7Lorsqu’ils sont coordonnés au sein d’un binôme, ces parasynonymes font facilement l’objet de réorientations relevant de la volonté qu’a Mme de Sévigné d’argumenter en faveur de sa manière d’aimer, aussi parfaite qu’étouffante. Ni purs réflexes esthétiques à visée « ornementaire » ni simples tournures explicatives à visée « documentaire»4, les doublets synonymiques s’avèrent scrupuleusement finalisés. Décrire la force argumentative des couples de synonymes conduit ainsi à mettre au jour les ajustements d’ordre isotopique, connotatif et polyphonique qu’ils produisent en contexte. Tels sont les trois types d’interprétation argumentative des binômes que nous envisagerons successivement.

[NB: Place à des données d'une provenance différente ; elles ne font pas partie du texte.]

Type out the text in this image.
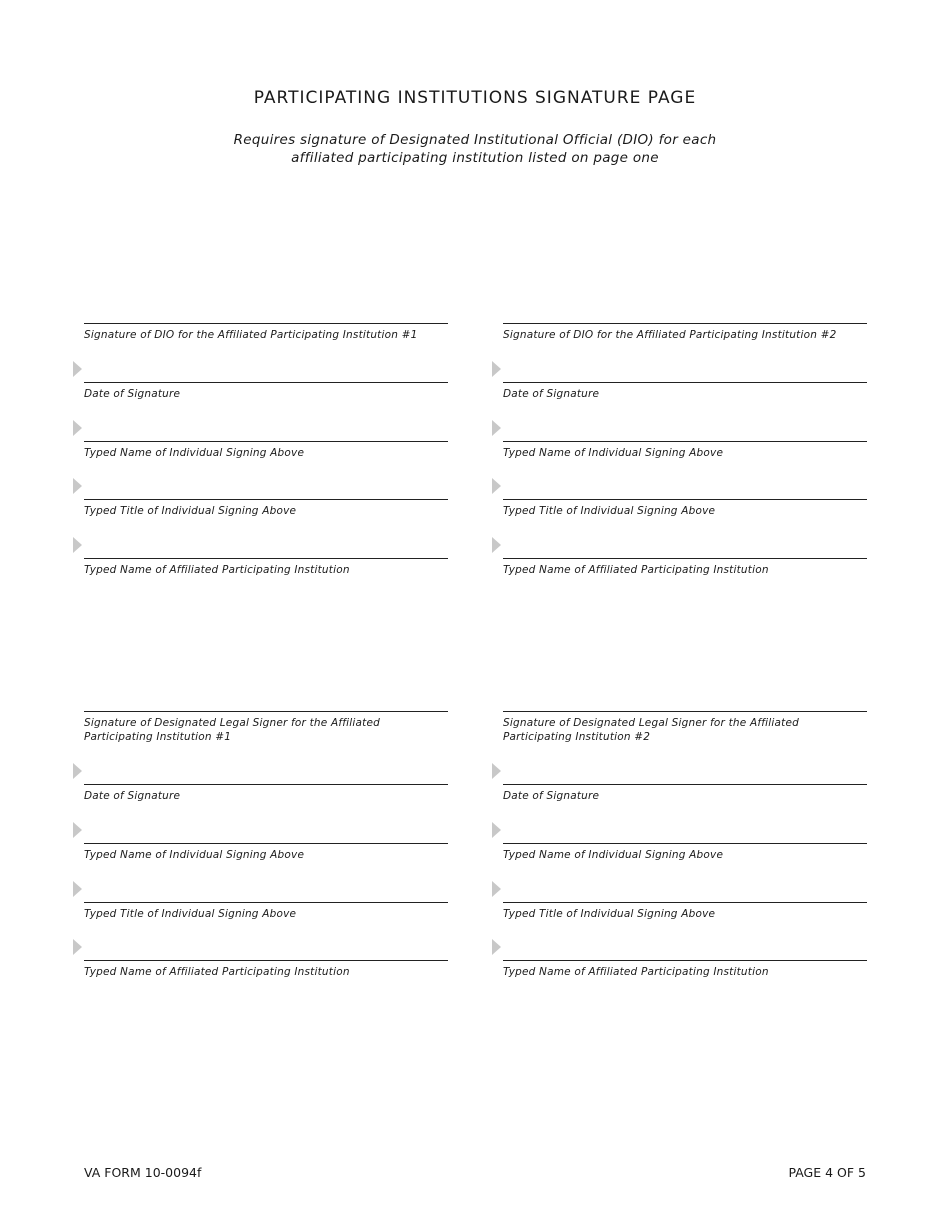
PARTICIPATING INSTITUTIONS SIGNATURE PAGE
Requires signature of Designated Institutional Official (DIO) for each
affiliated participating institution listed on page one
Signature of DIO for the Affiliated Participating Institution #1
Date of Signature
Typed Name of Individual Signing Above
Typed Title of Individual Signing Above
Typed Name of Affiliated Participating Institution
Signature of DIO for the Affiliated Participating Institution #2
Date of Signature
Typed Name of Individual Signing Above
Typed Title of Individual Signing Above
Typed Name of Affiliated Participating Institution
Signature of Designated Legal Signer for the Affiliated Participating Institution #1
Date of Signature
Typed Name of Individual Signing Above
Typed Title of Individual Signing Above
Typed Name of Affiliated Participating Institution
Signature of Designated Legal Signer for the Affiliated Participating Institution #2
Date of Signature
Typed Name of Individual Signing Above
Typed Title of Individual Signing Above
Typed Name of Affiliated Participating Institution
VA FORM 10-0094f	PAGE 4 OF 5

Les ajustements isotopiques
8Le premier couplage synonymique dont nous analyserons la fonctionnalité argumentative est celui qui coordonne « tendresse » et « sensibilité », employés en différents postes syntaxiques :
De quelque façon qu’ils [vos sentiments] me viennent, ils sont reçus avec une tendresse et une sensibilité qui n’est comprise que de ceux qui savent aimer comme je fais. (9 février 1671 : I, 152)
Il n’a fait, ce temps, jusqu’ici, qu’augmenter la tendresse et la sensibilité que j’ai pour vous ; je vous assure qu’il ne travaille que de ce côté-là. (28 juillet 1677 : II, 505)
Adieu, ma très bonne et très chère ; je suis tout à vous, avec une tendresse et une sensibilité très dignes de vous. (2 février 1680 : II, 828)
Je vous aime ; je vous embrasse, il ne m’est pas possible de dire avec quel sentiment de tendresse et de sensibilité. (27 avril 1689 : III, 586)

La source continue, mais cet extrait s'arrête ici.